Otter introduces them to their fraternity mates, chiefly Bluto. Bluto is a highly introspective thinker and philosopher with a mind for revolution. While in one scene Bluto incites a food fight, in another he pours mustard upon himself, wondering what he is and where he is in the fabric of reality. (more on that subject later)
The Deltas kill a horse within the Dean's office, representative of the Cuban Missile Crisis in which the U.S.S.R. held missiles in nearby Cuba, just in range of the majority of U.S. cities. In retaliation, the Omegas give the Deltas a fake test key and ruin their collective Grade Point average. (much like when the American spies ruined production and farm output during China's revolutionary Great Leap Forward) The Dean can now force them to leave with one more infraction of school policy, and in the key scene of the film, the toga party, they abandon all laws and capitalist ideals and incite revolution in spite of the capitalists' whims. Basically, this part of the movie represents the rise of the proletariat- in spite of American capitalists and authoritarians. (the Omegas + Dean Wormer) During this party the band sings "Twistin' the night away," in obvious reference to the Soviet reputation of twisting telling the truth. The Dean's wife somehow gets involved, and gives the Dean a reason to revoke their charter and expel the socialist threat. In the climax of the film, the fraternity, impassioned by a speech delivered by Bluto, attacks the College's annual homecoming parade.
The Philosopher, Bluto
The key character of the film is not Otter, neither is it Kent or Larry. Bluto, the composed yet fiery revolutionary "takes the cake" as it were and is the most influential and important character. First and foremost, Bluto is a reference to the American propaganda films, Popeye, in which a great bearish man (representative of the USSR) named Bluto fights with Popeye the sailor over the maiden Olive Oyl. (Popeye is the US and Olive represents war-stricken Europe) However, similar to the film, Bluto is always defeated by capitalist Popeye. This is an example of foreshadowing. Bluto also has a mind for revolution, as explained before he starts food fights, and also notably he is pissing in the front lawn of the house when he is introduced- showing his inability / intolerance for conformity on any level. Bluto also questions the reality of "College." The iconic sweatshirt he wears is ruined when he literally dumps mustard upon himself to see if he is really existent, or in a transcendent form. Lastly, Bluto's impassioned speech towards the end of the film, in which he refers to the German bombing of Pearl Harbor and how the U.S. did not give up then, so he and his revolutionary comrades will not give up to the U.S. and it's capitalist motives.

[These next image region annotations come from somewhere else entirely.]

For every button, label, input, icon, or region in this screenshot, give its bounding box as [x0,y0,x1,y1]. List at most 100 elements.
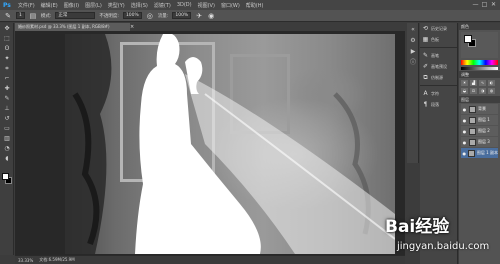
layer-thumbnail [469,105,476,113]
eraser-tool-icon[interactable]: ▭ [2,124,12,133]
flow-field[interactable]: 100% [172,12,192,19]
document-tab[interactable]: 婚纱照素材.psd @ 33.3% (图层 1 副本, RGB/8#) [15,23,130,31]
menu-file[interactable]: 文件(F) [18,2,35,9]
panel-swatches[interactable]: ▦ 色板 [420,34,457,45]
history-brush-icon[interactable]: ↺ [2,114,12,123]
menu-layer[interactable]: 图层(L) [85,2,102,9]
zoom-level[interactable]: 33.33% [18,258,33,263]
brightness-icon[interactable]: ☀ [461,80,468,86]
color-spectrum[interactable] [461,60,498,65]
stamp-tool-icon[interactable]: ⊥ [2,104,12,113]
close-tab-icon[interactable]: × [130,23,136,31]
menu-edit[interactable]: 编辑(E) [41,2,58,9]
levels-icon[interactable]: ▟ [470,80,477,86]
eye-icon[interactable]: ● [462,140,467,145]
dodge-tool-icon[interactable]: ◖ [2,154,12,163]
expand-panels-icon[interactable]: « [409,26,417,34]
layer-row[interactable]: ● 背景 [461,104,498,114]
layer-thumbnail [469,127,476,135]
menu-filter[interactable]: 滤镜(T) [154,2,171,9]
crop-tool-icon[interactable]: ⌗ [2,64,12,73]
brush-panel-icon[interactable]: ▤ [29,12,37,20]
layer-row-active[interactable]: ● 图层 1 副本 [461,148,498,158]
tool-presets-icon[interactable]: ⚙ [409,37,417,45]
flow-label: 流量: [157,13,169,19]
eyedropper-tool-icon[interactable]: ⌐ [2,74,12,83]
brush-size-field[interactable]: 1 [16,12,25,19]
tools-panel: ✥ ⬚ ʘ ✦ ⌗ ⌐ ✚ ✎ ⊥ ↺ ▭ ▥ ◔ ◖ [0,23,14,255]
app-logo: Ps [3,1,11,9]
pressure-size-icon[interactable]: ◉ [207,12,215,20]
actions-icon[interactable]: ▶ [409,48,417,56]
color-panel-header[interactable]: 颜色 [459,23,500,30]
airbrush-icon[interactable]: ✈ [195,12,203,20]
grayscale-ramp[interactable] [461,67,498,70]
panel-history[interactable]: ⟲ 历史记录 [420,23,457,34]
eye-icon[interactable]: ● [462,118,467,123]
layer-name: 图层 2 [478,128,490,133]
eye-icon[interactable]: ● [462,107,467,112]
swatches-icon: ▦ [422,36,429,43]
panel-character[interactable]: A 字符 [420,88,457,99]
eye-icon[interactable]: ● [462,151,466,156]
brush-preset-icon: ✐ [422,63,429,70]
panel-character-label: 字符 [431,90,439,96]
exposure-icon[interactable]: ◐ [488,80,495,86]
menu-bar: Ps 文件(F) 编辑(E) 图像(I) 图层(L) 类型(Y) 选择(S) 滤… [0,0,500,10]
doc-info: 文档:6.59M/25.9M [39,257,75,262]
menu-image[interactable]: 图像(I) [64,2,79,9]
baidu-jingyan-watermark: Bai经验 jingyan.baidu.com [385,212,489,262]
panel-paragraph-label: 段落 [431,101,439,107]
canvas-area[interactable] [15,31,405,255]
blur-tool-icon[interactable]: ◔ [2,144,12,153]
panel-clone-label: 仿制源 [431,74,443,80]
layer-name: 图层 3 [478,139,490,144]
panel-brush-presets[interactable]: ✐ 画笔预设 [420,61,457,72]
menu-window[interactable]: 窗口(W) [221,2,240,9]
panel-brush[interactable]: ✎ 画笔 [420,50,457,61]
hue-icon[interactable]: ◒ [461,88,468,94]
balance-icon[interactable]: ⚖ [470,88,477,94]
layer-thumbnail [469,116,476,124]
layer-row[interactable]: ● 图层 3 [461,137,498,147]
quick-select-tool-icon[interactable]: ✦ [2,54,12,63]
layer-row[interactable]: ● 图层 1 [461,115,498,125]
eye-icon[interactable]: ● [462,129,467,134]
bw-icon[interactable]: ◑ [479,88,486,94]
gradient-tool-icon[interactable]: ▥ [2,134,12,143]
foreground-color-swatch[interactable] [2,173,9,180]
mode-select[interactable]: 正常 [55,12,96,19]
healing-tool-icon[interactable]: ✚ [2,84,12,93]
maximize-button[interactable]: □ [481,1,488,8]
lasso-tool-icon[interactable]: ʘ [2,44,12,53]
panel-clone-source[interactable]: ⧉ 仿制源 [420,72,457,83]
opacity-label: 不透明度: [99,13,119,19]
options-bar: ✎ 1 ▤ 模式: 正常 不透明度: 100% ◎ 流量: 100% ✈ ◉ [0,10,500,22]
minimize-button[interactable]: — [472,1,479,8]
panel-icon-strip: « ⚙ ▶ ⓘ [407,23,419,163]
adjustment-icons: ☀ ▟ ∿ ◐ [461,80,498,86]
marquee-tool-icon[interactable]: ⬚ [2,34,12,43]
menu-help[interactable]: 帮助(H) [246,2,264,9]
opacity-field[interactable]: 100% [122,12,142,19]
fg-color-swatch[interactable] [464,35,472,43]
brush-tool-icon[interactable]: ✎ [2,94,12,103]
adjust-panel-header[interactable]: 调整 [459,71,500,78]
info-icon[interactable]: ⓘ [409,59,417,67]
menu-select[interactable]: 选择(S) [131,2,148,9]
brush-tool-icon[interactable]: ✎ [4,12,12,20]
layer-row[interactable]: ● 图层 2 [461,126,498,136]
menu-3d[interactable]: 3D(D) [177,2,192,8]
pressure-opacity-icon[interactable]: ◎ [146,12,154,20]
panel-paragraph[interactable]: ¶ 段落 [420,99,457,110]
menu-view[interactable]: 视图(V) [198,2,215,9]
move-tool-icon[interactable]: ✥ [2,24,12,33]
layer-name: 图层 1 副本 [476,150,498,155]
wedding-photo[interactable] [65,34,395,254]
close-window-button[interactable]: ✕ [490,1,497,8]
menu-type[interactable]: 类型(Y) [108,2,125,9]
curves-icon[interactable]: ∿ [479,80,486,86]
layers-panel-header[interactable]: 图层 [459,96,500,103]
brush-icon: ✎ [422,52,429,59]
photo-filter-icon[interactable]: ◍ [488,88,495,94]
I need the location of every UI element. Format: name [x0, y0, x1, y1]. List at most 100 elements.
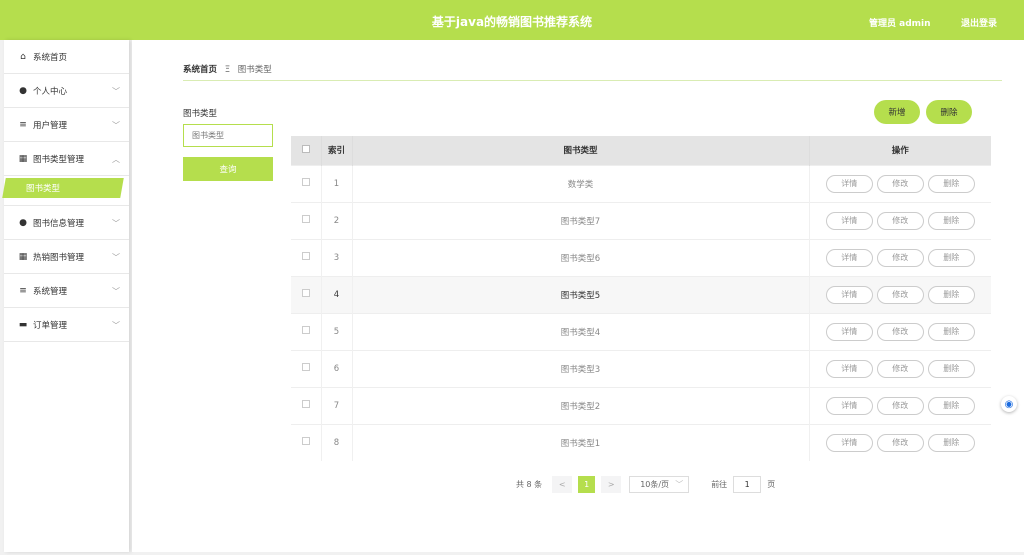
delete-button[interactable]: 删除	[927, 285, 975, 304]
detail-button[interactable]: 详情	[825, 211, 873, 230]
row-actions: 详情 修改 删除	[809, 312, 991, 350]
chevron-down-icon: ﹀	[112, 219, 120, 228]
row-index: 3	[321, 238, 353, 276]
submenu-book-type: 图书类型	[2, 176, 129, 206]
row-checkbox[interactable]	[301, 252, 310, 260]
row-checkbox[interactable]	[301, 326, 310, 334]
prev-page-button[interactable]: <	[552, 475, 573, 493]
delete-button[interactable]: 删除	[927, 211, 975, 230]
floating-assistant-icon[interactable]: ◉	[1001, 396, 1017, 412]
goto-page-input[interactable]: 1	[733, 475, 762, 493]
page-suffix: 页	[767, 479, 776, 489]
add-button[interactable]: 新增	[874, 100, 920, 124]
next-page-button[interactable]: >	[601, 475, 622, 493]
delete-button[interactable]: 删除	[927, 396, 975, 415]
detail-button[interactable]: 详情	[825, 322, 873, 341]
delete-button[interactable]: 删除	[927, 359, 975, 378]
row-book-type: 图书类型7	[352, 201, 810, 239]
row-checkbox[interactable]	[301, 400, 310, 408]
search-label: 图书类型	[183, 109, 218, 119]
delete-button[interactable]: 删除	[927, 322, 975, 341]
chevron-down-icon: ﹀	[112, 321, 120, 330]
edit-button[interactable]: 修改	[876, 433, 924, 452]
row-checkbox[interactable]	[301, 363, 310, 371]
row-select-cell	[291, 386, 322, 424]
sidebar-item-label: 系统首页	[33, 52, 68, 63]
table-row: 3 图书类型6 详情 修改 删除	[291, 238, 991, 276]
edit-button[interactable]: 修改	[876, 248, 924, 267]
detail-button[interactable]: 详情	[825, 359, 873, 378]
edit-button[interactable]: 修改	[876, 174, 924, 193]
sidebar-item-label: 图书信息管理	[33, 218, 85, 229]
sidebar-item-label: 个人中心	[33, 86, 68, 97]
chat-icon: ▬	[18, 319, 28, 330]
header-actions: 操作	[809, 136, 991, 165]
sidebar-item-order-management[interactable]: ▬ 订单管理 ﹀	[4, 308, 129, 342]
search-button[interactable]: 查询	[183, 157, 273, 181]
row-index: 4	[321, 275, 353, 313]
edit-button[interactable]: 修改	[876, 211, 924, 230]
grid-icon: ▦	[18, 153, 28, 164]
row-actions: 详情 修改 删除	[809, 275, 991, 313]
row-book-type: 图书类型5	[352, 275, 810, 313]
row-actions: 详情 修改 删除	[809, 423, 991, 461]
table-row: 5 图书类型4 详情 修改 删除	[291, 312, 991, 350]
breadcrumb-home[interactable]: 系统首页	[183, 65, 217, 75]
row-checkbox[interactable]	[301, 178, 310, 186]
row-index: 7	[321, 386, 353, 424]
sidebar-subitem-label: 图书类型	[26, 184, 61, 194]
chevron-down-icon: ﹀	[112, 87, 120, 96]
detail-button[interactable]: 详情	[825, 174, 873, 193]
edit-button[interactable]: 修改	[876, 396, 924, 415]
current-page-button[interactable]: 1	[578, 475, 596, 493]
edit-button[interactable]: 修改	[876, 285, 924, 304]
home-icon: ⌂	[20, 51, 26, 62]
row-checkbox[interactable]	[301, 289, 310, 297]
sidebar-item-hot-books-management[interactable]: ▦ 热销图书管理 ﹀	[4, 240, 129, 274]
batch-delete-button[interactable]: 删除	[926, 100, 972, 124]
sidebar-item-label: 系统管理	[33, 286, 68, 297]
sidebar-item-home[interactable]: ⌂ 系统首页	[4, 40, 129, 74]
delete-button[interactable]: 删除	[927, 174, 975, 193]
sidebar-item-system-management[interactable]: ≡ 系统管理 ﹀	[4, 274, 129, 308]
chevron-down-icon: ﹀	[112, 121, 120, 130]
sidebar-subitem-book-type[interactable]: 图书类型	[2, 178, 124, 198]
chevron-up-icon: ︿	[112, 155, 120, 164]
sidebar-item-user-management[interactable]: ≡ 用户管理 ﹀	[4, 108, 129, 142]
table-header-row: 索引 图书类型 操作	[291, 136, 991, 165]
table-body: 1 数学类 详情 修改 删除 2 图书类型7 详情 修改 删除 3 图书类型6 详情 修改 删除 4 图书类型5…	[291, 164, 991, 461]
detail-button[interactable]: 详情	[825, 433, 873, 452]
top-bar: 基于java的畅销图书推荐系统 管理员 admin 退出登录	[0, 0, 1024, 40]
user-icon: ●	[19, 85, 27, 96]
breadcrumb-separator: Ξ	[224, 65, 231, 75]
select-all-checkbox[interactable]	[301, 144, 310, 153]
row-actions: 详情 修改 删除	[809, 201, 991, 239]
select-all-cell	[291, 136, 322, 165]
row-checkbox[interactable]	[301, 215, 310, 223]
search-input[interactable]	[183, 124, 273, 147]
row-select-cell	[291, 201, 322, 239]
goto-label: 前往	[711, 479, 728, 489]
header-index: 索引	[321, 136, 353, 165]
delete-button[interactable]: 删除	[927, 433, 975, 452]
row-checkbox[interactable]	[301, 437, 310, 446]
edit-button[interactable]: 修改	[876, 359, 924, 378]
delete-button[interactable]: 删除	[927, 248, 975, 267]
page-size-select[interactable]: 10条/页 ﹀	[629, 475, 690, 493]
divider	[183, 80, 1002, 81]
row-index: 8	[321, 423, 353, 461]
detail-button[interactable]: 详情	[825, 248, 873, 267]
grid-icon: ▦	[18, 251, 28, 262]
edit-button[interactable]: 修改	[876, 322, 924, 341]
row-select-cell	[291, 312, 322, 350]
table-row: 2 图书类型7 详情 修改 删除	[291, 201, 991, 239]
detail-button[interactable]: 详情	[825, 396, 873, 415]
logout-link[interactable]: 退出登录	[961, 16, 997, 29]
header-book-type: 图书类型	[352, 136, 810, 165]
detail-button[interactable]: 详情	[825, 285, 873, 304]
sidebar-item-label: 热销图书管理	[33, 252, 85, 263]
sidebar-item-book-info-management[interactable]: ● 图书信息管理 ﹀	[4, 206, 129, 240]
row-book-type: 图书类型2	[352, 386, 810, 424]
sidebar-item-personal-center[interactable]: ● 个人中心 ﹀	[4, 74, 129, 108]
sidebar-item-book-type-management[interactable]: ▦ 图书类型管理 ︿	[4, 142, 129, 176]
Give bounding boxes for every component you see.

In conclusion, Animal House is a deeply metaphorical drama depicting the struggle of a ragtag band of socialist revolutionaries against the reactionary authorities. The film calls for each individual to stand in the fight against the capitalist dogs. In its deepest sense, Animal House is one of the most stirring and pertinent socialist films of the 20th century.
And the entire above article is a huge load of bull crap.